Washington Huskies Football: Memories From Old Husky Stadium


If you didn’t see the picture that was posted on the Washington Husky Football Facebook Page, shame on you. Go there right now. It’s a shot of the new field turf that in Husky Stadium. Normally, a picture of field turf is not a huge deal. However, this is not a normal situation. This is the first time we’ve seen the field at the NEW Husky Stadium complete with a view of the stands. I must say, it looks glorious. It gave me chills thinking about August 31 and seeing the 2013 Huskies run out of the tunnel for the first time.

Naturally, I started thinking about some of the other moments at Husky Stadium that gave me chills. I’m not talking about entire games – I am talking about the moments where I was actually in the stands and witnessed greatness in person, or felt the anticipation that we were about to see something truly special. Over the years there have been countless moments that could be considered chill-inducing at Husky Stadium, but these are mine. In no particular order:

  • 1991 Apple Cup – Drew Bledsoe getting lit up in the end zone for a safety. I think that play was a microcosm of the entire season. Bledsoe would go on to be the No. 1 overall pick in the NFL Draft, but in that season it didn’t matter who lined up against the Husky defense. They weren’t going to get the better of them. Instead, they were going to impose their will on you again and again and again. We’ll never see a defense like that again.
  • 1996 vs. San Jose State – Corey Dillon runs for 222 yards and catches an 83-yard. It was my 15th birthday, and my grandfather took me to the game. Watching him run over those poor Spartans, you know he was NFL-bound. I don’t think he ever actually went to class. He played eight games and cemented his place in the first round.
  • 1997 vs. Nebraska – Marques Tuiasosopo is thrown into the fire after Brock Huard gets hurt. He comes in already down 21-0 and marches the offense down the field for a score. The Huskies lost 27-14, but that glimpse of Tui’s leadership was special. I knew he was destined for big things after that. I was over Brock Huard at that point. Sorry, Brock.
  • 2001 vs. Michigan – Omare Lowe blocks a field goal and Roc Alexander takes it to the house.

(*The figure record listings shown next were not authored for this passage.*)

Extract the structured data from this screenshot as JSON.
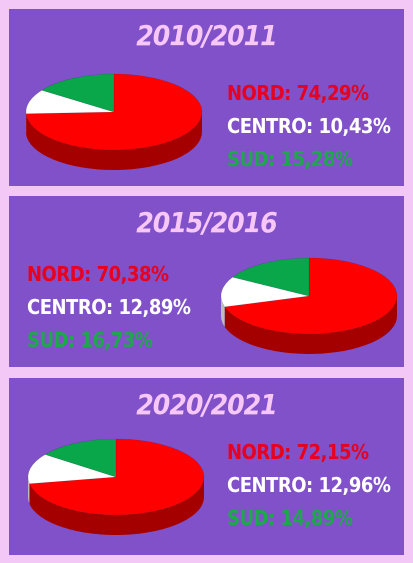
{
  "chart_data": [
    {
      "type": "pie",
      "title": "2010/2011",
      "labels": [
        "NORD",
        "CENTRO",
        "SUD"
      ],
      "values": [
        74.29,
        10.43,
        15.28
      ],
      "value_labels": [
        "74,29%",
        "10,43%",
        "15,28%"
      ],
      "colors": [
        "#ff0000",
        "#ffffff",
        "#0aa64a"
      ]
    },
    {
      "type": "pie",
      "title": "2015/2016",
      "labels": [
        "NORD",
        "CENTRO",
        "SUD"
      ],
      "values": [
        70.38,
        12.89,
        16.73
      ],
      "value_labels": [
        "70,38%",
        "12,89%",
        "16,73%"
      ],
      "colors": [
        "#ff0000",
        "#ffffff",
        "#0aa64a"
      ]
    },
    {
      "type": "pie",
      "title": "2020/2021",
      "labels": [
        "NORD",
        "CENTRO",
        "SUD"
      ],
      "values": [
        72.15,
        12.96,
        14.89
      ],
      "value_labels": [
        "72,15%",
        "12,96%",
        "14,89%"
      ],
      "colors": [
        "#ff0000",
        "#ffffff",
        "#0aa64a"
      ]
    }
  ],
  "legend_items": [
    [
      "NORD: 74,29%",
      "CENTRO: 10,43%",
      "SUD: 15,28%"
    ],
    [
      "NORD: 70,38%",
      "CENTRO: 12,89%",
      "SUD: 16,73%"
    ],
    [
      "NORD: 72,15%",
      "CENTRO: 12,96%",
      "SUD: 14,89%"
    ]
  ],
  "colors": {
    "background": "#f3c8f6",
    "panel": "#8051c8",
    "title": "#f7c7f8",
    "nord_text": "#e8001f",
    "centro_text": "#ffffff",
    "sud_text": "#1ea84c"
  }
}
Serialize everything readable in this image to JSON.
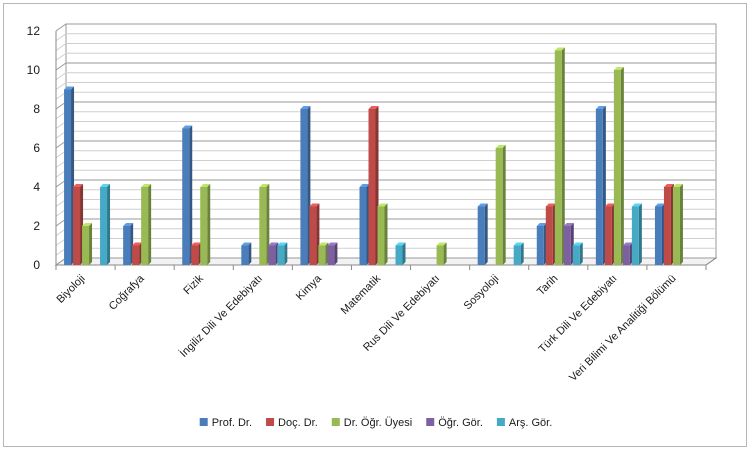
{
  "chart_data": {
    "type": "bar",
    "categories": [
      "Biyoloji",
      "Coğrafya",
      "Fizik",
      "İngiliz Dili Ve Edebiyatı",
      "Kimya",
      "Matematik",
      "Rus Dili Ve Edebiyatı",
      "Sosyoloji",
      "Tarih",
      "Türk Dili Ve Edebiyatı",
      "Veri Bilimi Ve Analitiği Bölümü"
    ],
    "series": [
      {
        "name": "Prof. Dr.",
        "color": "#4A7EBB",
        "values": [
          9,
          2,
          7,
          1,
          8,
          4,
          0,
          3,
          2,
          8,
          3
        ]
      },
      {
        "name": "Doç. Dr.",
        "color": "#BE4B48",
        "values": [
          4,
          1,
          1,
          0,
          3,
          8,
          0,
          0,
          3,
          3,
          4
        ]
      },
      {
        "name": "Dr. Öğr. Üyesi",
        "color": "#98B954",
        "values": [
          2,
          4,
          4,
          4,
          1,
          3,
          1,
          6,
          11,
          10,
          4
        ]
      },
      {
        "name": "Öğr. Gör.",
        "color": "#7D60A0",
        "values": [
          0,
          0,
          0,
          1,
          1,
          0,
          0,
          0,
          2,
          1,
          0
        ]
      },
      {
        "name": "Arş. Gör.",
        "color": "#46AAC5",
        "values": [
          4,
          0,
          0,
          1,
          0,
          1,
          0,
          1,
          1,
          3,
          0
        ]
      }
    ],
    "y_ticks": [
      "0",
      "2",
      "4",
      "6",
      "8",
      "10",
      "12"
    ],
    "ylim": [
      0,
      12
    ],
    "grid": true,
    "legend_position": "bottom"
  }
}
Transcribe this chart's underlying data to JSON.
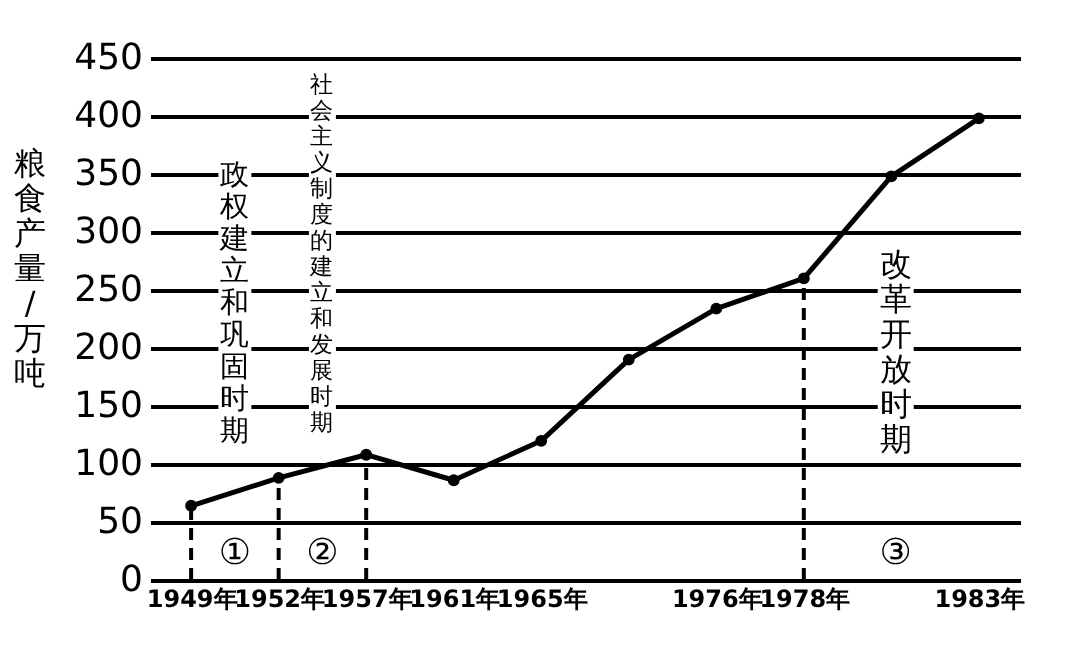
{
  "chart_data": {
    "type": "line",
    "ylabel": "粮食产量/万吨",
    "categories": [
      "1949年",
      "1952年",
      "1957年",
      "1961年",
      "1965年",
      null,
      "1976年",
      "1978年",
      null,
      "1983年"
    ],
    "values": [
      64,
      88,
      108,
      86,
      120,
      190,
      234,
      260,
      348,
      398
    ],
    "color": "#000000",
    "marker": "circle",
    "ylim": [
      0,
      450
    ],
    "yticks": [
      0,
      50,
      100,
      150,
      200,
      250,
      300,
      350,
      400,
      450
    ],
    "grid": "y",
    "ref_lines": [
      {
        "axis": "x",
        "value": "1949年",
        "line_style": "dashed"
      },
      {
        "axis": "x",
        "value": "1952年",
        "line_style": "dashed"
      },
      {
        "axis": "x",
        "value": "1957年",
        "line_style": "dashed"
      },
      {
        "axis": "x",
        "value": "1978年",
        "line_style": "dashed"
      }
    ],
    "annotations": [
      "政权建立和巩固时期",
      "社会主义制度的建立和发展时期",
      "改革开放时期",
      "①",
      "②",
      "③"
    ]
  }
}
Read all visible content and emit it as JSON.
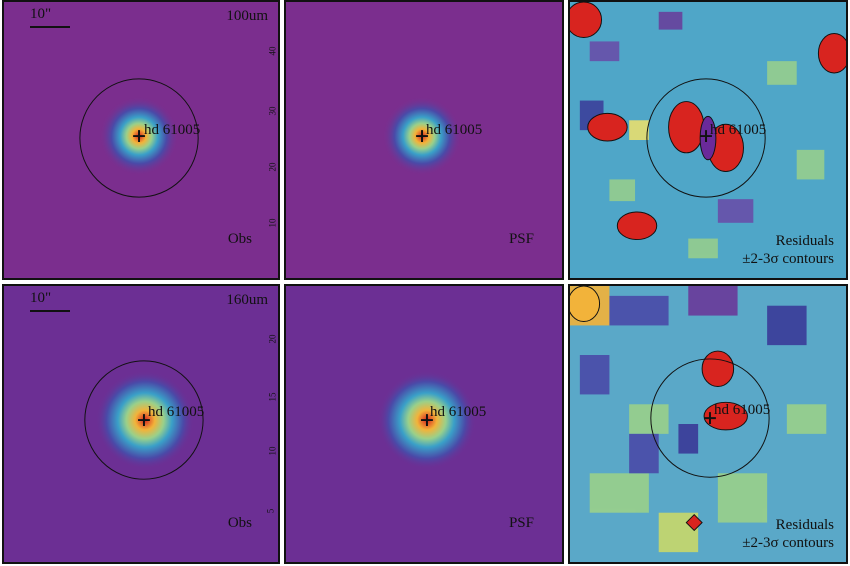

Nobody knew what to expect with this team. Tui was gone and we had a hot shot freshman receiver who was untested. The offense sputtered most of the day (even though Reggie Williams was filthy in his debut) and didn’t get in to the end zone. Michigan was lining up for a field goal that would have put them up 15-6 with under 10 minutes to go in the game. Everything happened in an instant, and before we could even figure out who blocked the kick, Alexander was flying down the sideline for the go-ahead TD.
  • 2009 vs. USC – The first marquee win for UW under Coach Sark. Everybody knows this story.  As the game went on and the Dawgs stuck around, you could feel the anticipation building in the stadium. People were looking around at each other but not talking about it for fear of jinxing it. The eyes said it all. You’d make eye contact with someone in your section and you’d both know “We’re in this, we can do this. But, shhh…” When Locker started that last drive, you just knew it was going to happen.
  • 2003 Apple Cup – Cody Picket to Corey Williams. I actually think this is my favorite moment in all my years at Husky Stadium. This game featured an underachieving Husky team and a WSU team trying to win 10 games for a third straight year. The game was sloppy, but Pickett had the Dawgs in position to win the game. With 1:10 left, everybody knew who was getting the ball. It had to go to Reggie Williams. He was the best player on the field. In one of the gutsiest and most brilliant play calls of Keith Gilbertson’s career, he called a play for Williams – Corey Williams. Pickett pump faked to Reggie on a bubble screen, and that was enough for the safety to jump the route and let COREY Williams get free down the sideline for one of the most improbable touchdowns I’d ever seen. But the drama wasn’t over. WSU still had one minute to go, and its offense was explosive. The student section was tense – actually, tense doesn’t begin to describe it. We were scared. We were certain the Cougars had one more score in them. The Husky D got pressure on Josh Swogger and he forced a pass as he was getting sacked, and Marquis Cooper (rest in peace) jumped in front and took it to the house and we rushed the field. Bob Rondeau’s call of the play is among the best of his career; I still get chills thinking about it.

These are my best memories at old Husky Stadium. I am sure I missed some. Let me know what your favorite moments are. Get at me on twitter @psomerstein or @HuskyHaul, and use #HuskyStadiumChills and I will put up a list of all the moments that made the old building so special.

I cannot wait for August 31. Bow down.